Mayo Clinic genomic analysis lends insight to prostate cancer

Volume 2, Issue 4, 2013


Prostate cancer tumors that are more aggressive have similar genetic origins, which may help in predicting cancer progression.

Photograph showing John C. Cheville, M.D., a Mayo Clinic pathologist

John C. Cheville, M.D.

Mayo Clinic Cancer Center researchers have used next-generation genomic analysis to determine that prostate cancer tumors that are more aggressive have similar genetic origins, a finding that may help predict cancer progression. The findings appeared in the June 1, 2013, online edition of the journal Cancer Research.

"This is the first study to examine DNA alterations using next-generation sequencing in adjacent Gleason patterns in the same tumor, allowing us to correlate genomics with changes in pathology," said John C. Cheville, M.D., Mayo Clinic pathologist and one of the authors on the paper.

The standard method of evaluating prostate cancer biopsy samples is a numerical scoring system called Gleason grading. In this method, a pathologist examines the tumor sample under the microscope, giving it a Gleason score based on the pattern of its cells.

Since many prostate cancers contain more than one pattern, the two most common patterns are added together to provide the Gleason score. The Gleason score is the strongest predictor of outcome, with high scores indicating more aggressive prostate cancer.

The genomic analysis study focused on Gleason patterns of 3 and 4, or a Gleason score of 7, which is a combination that indicates a cancer with increased risk of progression.

"While each pattern had its own breakpoints, they shared identical ones, which implies a common origin," Dr. Cheville said.
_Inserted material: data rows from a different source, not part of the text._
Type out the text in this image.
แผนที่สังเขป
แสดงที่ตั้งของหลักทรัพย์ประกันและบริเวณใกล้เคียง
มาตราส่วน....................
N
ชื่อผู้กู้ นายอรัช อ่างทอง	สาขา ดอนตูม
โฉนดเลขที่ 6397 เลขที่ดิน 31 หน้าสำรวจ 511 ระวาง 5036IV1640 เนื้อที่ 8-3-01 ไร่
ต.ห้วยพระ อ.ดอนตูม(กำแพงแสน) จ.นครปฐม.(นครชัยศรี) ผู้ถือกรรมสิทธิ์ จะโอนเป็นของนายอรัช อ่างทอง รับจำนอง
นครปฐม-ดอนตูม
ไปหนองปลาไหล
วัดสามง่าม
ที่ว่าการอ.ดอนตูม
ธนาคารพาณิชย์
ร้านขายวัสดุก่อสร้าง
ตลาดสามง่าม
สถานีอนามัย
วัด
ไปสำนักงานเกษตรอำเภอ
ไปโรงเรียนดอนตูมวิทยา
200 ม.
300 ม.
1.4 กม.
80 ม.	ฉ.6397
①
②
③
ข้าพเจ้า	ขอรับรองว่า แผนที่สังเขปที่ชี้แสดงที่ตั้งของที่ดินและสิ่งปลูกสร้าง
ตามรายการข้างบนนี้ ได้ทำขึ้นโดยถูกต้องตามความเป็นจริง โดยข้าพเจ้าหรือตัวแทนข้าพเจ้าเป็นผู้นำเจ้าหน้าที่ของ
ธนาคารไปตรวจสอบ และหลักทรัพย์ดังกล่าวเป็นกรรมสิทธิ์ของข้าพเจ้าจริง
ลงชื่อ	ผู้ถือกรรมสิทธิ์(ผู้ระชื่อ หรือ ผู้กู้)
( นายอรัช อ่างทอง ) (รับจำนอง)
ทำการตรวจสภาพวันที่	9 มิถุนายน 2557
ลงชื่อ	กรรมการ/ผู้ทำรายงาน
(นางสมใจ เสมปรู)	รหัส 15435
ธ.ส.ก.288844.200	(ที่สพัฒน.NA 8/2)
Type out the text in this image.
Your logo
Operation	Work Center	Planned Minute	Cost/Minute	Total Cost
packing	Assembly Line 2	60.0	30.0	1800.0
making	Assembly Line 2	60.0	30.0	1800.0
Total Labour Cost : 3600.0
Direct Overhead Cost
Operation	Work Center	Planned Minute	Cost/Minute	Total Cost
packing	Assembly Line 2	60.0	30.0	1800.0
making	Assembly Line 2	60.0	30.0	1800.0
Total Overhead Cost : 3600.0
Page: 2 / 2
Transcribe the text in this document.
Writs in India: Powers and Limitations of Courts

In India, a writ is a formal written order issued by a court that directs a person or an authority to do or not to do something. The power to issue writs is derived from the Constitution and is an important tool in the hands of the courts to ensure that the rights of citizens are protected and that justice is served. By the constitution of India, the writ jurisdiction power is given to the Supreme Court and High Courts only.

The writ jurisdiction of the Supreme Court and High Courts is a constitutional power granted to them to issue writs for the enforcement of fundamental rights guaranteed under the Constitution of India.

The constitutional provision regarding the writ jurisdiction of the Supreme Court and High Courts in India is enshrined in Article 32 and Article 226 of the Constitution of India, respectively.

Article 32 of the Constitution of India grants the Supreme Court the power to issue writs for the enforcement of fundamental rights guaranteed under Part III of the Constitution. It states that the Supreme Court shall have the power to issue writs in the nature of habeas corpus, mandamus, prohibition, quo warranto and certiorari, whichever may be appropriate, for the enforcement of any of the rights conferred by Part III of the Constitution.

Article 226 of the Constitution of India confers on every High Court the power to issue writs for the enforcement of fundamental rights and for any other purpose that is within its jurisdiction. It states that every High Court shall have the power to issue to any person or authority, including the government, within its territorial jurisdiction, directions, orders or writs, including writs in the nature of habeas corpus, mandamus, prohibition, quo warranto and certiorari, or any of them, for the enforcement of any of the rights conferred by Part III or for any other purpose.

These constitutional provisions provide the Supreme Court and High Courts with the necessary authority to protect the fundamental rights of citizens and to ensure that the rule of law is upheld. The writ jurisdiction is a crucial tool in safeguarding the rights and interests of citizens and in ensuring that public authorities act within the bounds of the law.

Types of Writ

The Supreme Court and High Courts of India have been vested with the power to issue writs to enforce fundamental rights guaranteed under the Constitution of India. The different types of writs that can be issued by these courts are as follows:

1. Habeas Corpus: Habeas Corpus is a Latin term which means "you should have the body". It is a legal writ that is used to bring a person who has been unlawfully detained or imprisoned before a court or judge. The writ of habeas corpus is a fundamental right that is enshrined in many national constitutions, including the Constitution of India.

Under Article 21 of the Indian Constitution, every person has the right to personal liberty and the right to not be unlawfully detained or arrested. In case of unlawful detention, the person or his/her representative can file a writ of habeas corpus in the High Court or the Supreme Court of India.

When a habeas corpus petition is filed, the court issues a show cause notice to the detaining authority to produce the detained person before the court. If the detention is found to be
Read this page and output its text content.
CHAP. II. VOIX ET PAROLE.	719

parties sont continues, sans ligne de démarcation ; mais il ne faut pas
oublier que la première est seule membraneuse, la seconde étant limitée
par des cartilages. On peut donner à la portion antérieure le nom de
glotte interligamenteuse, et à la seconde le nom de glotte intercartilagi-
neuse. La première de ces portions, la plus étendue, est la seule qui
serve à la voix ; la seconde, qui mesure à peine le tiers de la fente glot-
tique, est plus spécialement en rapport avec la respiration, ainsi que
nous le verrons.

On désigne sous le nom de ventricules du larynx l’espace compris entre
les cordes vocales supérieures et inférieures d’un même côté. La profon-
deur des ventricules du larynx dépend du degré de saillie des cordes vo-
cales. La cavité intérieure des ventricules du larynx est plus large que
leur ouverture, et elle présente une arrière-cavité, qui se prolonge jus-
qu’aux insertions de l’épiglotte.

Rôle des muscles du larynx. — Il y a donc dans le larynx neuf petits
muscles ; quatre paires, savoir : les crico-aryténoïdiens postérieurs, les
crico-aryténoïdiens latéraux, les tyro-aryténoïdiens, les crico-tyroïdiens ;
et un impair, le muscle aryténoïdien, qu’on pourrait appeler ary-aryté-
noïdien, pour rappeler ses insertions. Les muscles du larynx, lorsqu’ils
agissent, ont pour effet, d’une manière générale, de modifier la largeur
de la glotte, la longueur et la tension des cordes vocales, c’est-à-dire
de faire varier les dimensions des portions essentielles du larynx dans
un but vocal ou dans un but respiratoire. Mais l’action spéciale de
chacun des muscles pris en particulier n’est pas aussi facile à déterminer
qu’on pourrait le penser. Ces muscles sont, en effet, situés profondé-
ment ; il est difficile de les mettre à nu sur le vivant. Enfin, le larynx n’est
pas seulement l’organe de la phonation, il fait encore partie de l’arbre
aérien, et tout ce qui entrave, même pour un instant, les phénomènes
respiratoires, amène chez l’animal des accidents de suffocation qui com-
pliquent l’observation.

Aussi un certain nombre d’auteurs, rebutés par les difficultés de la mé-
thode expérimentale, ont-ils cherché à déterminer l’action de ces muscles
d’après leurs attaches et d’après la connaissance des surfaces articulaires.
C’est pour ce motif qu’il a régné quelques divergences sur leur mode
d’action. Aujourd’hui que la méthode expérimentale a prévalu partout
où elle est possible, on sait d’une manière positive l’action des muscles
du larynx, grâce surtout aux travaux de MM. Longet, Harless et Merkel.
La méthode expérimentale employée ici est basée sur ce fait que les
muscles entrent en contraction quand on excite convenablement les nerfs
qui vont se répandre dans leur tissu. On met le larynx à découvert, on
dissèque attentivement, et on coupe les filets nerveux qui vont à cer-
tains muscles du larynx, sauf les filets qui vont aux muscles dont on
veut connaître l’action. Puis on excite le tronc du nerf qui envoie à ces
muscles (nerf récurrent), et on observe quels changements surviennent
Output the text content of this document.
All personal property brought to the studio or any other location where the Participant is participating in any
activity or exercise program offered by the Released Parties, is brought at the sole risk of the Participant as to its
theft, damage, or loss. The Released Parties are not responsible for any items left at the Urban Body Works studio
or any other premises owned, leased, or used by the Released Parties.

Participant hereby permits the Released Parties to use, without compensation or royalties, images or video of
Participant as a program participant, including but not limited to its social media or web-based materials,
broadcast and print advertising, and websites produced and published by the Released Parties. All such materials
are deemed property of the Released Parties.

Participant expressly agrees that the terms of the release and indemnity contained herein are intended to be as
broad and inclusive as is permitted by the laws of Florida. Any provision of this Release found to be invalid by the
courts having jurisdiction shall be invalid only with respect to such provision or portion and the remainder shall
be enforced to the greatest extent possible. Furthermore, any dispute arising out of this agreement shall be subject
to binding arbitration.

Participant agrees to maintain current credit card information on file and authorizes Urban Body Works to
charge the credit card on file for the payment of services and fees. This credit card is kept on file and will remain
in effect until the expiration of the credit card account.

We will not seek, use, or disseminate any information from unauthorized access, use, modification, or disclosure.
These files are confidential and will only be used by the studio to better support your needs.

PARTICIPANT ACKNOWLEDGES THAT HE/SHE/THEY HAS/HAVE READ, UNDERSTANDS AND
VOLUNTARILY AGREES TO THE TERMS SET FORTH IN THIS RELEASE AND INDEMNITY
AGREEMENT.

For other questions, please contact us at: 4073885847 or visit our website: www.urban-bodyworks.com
DNA changes associated with aggressive prostate cancer were identified in the lower Gleason pattern, indicating that genomic changes occurred before they could be recognized by a pathologist. By understanding these lineage relationships within a tumor, physicians may be better able to predict progression of the cancer and, in turn, better manage patients, including those who forgo treatment and instead enter a follow-up program called active surveillance.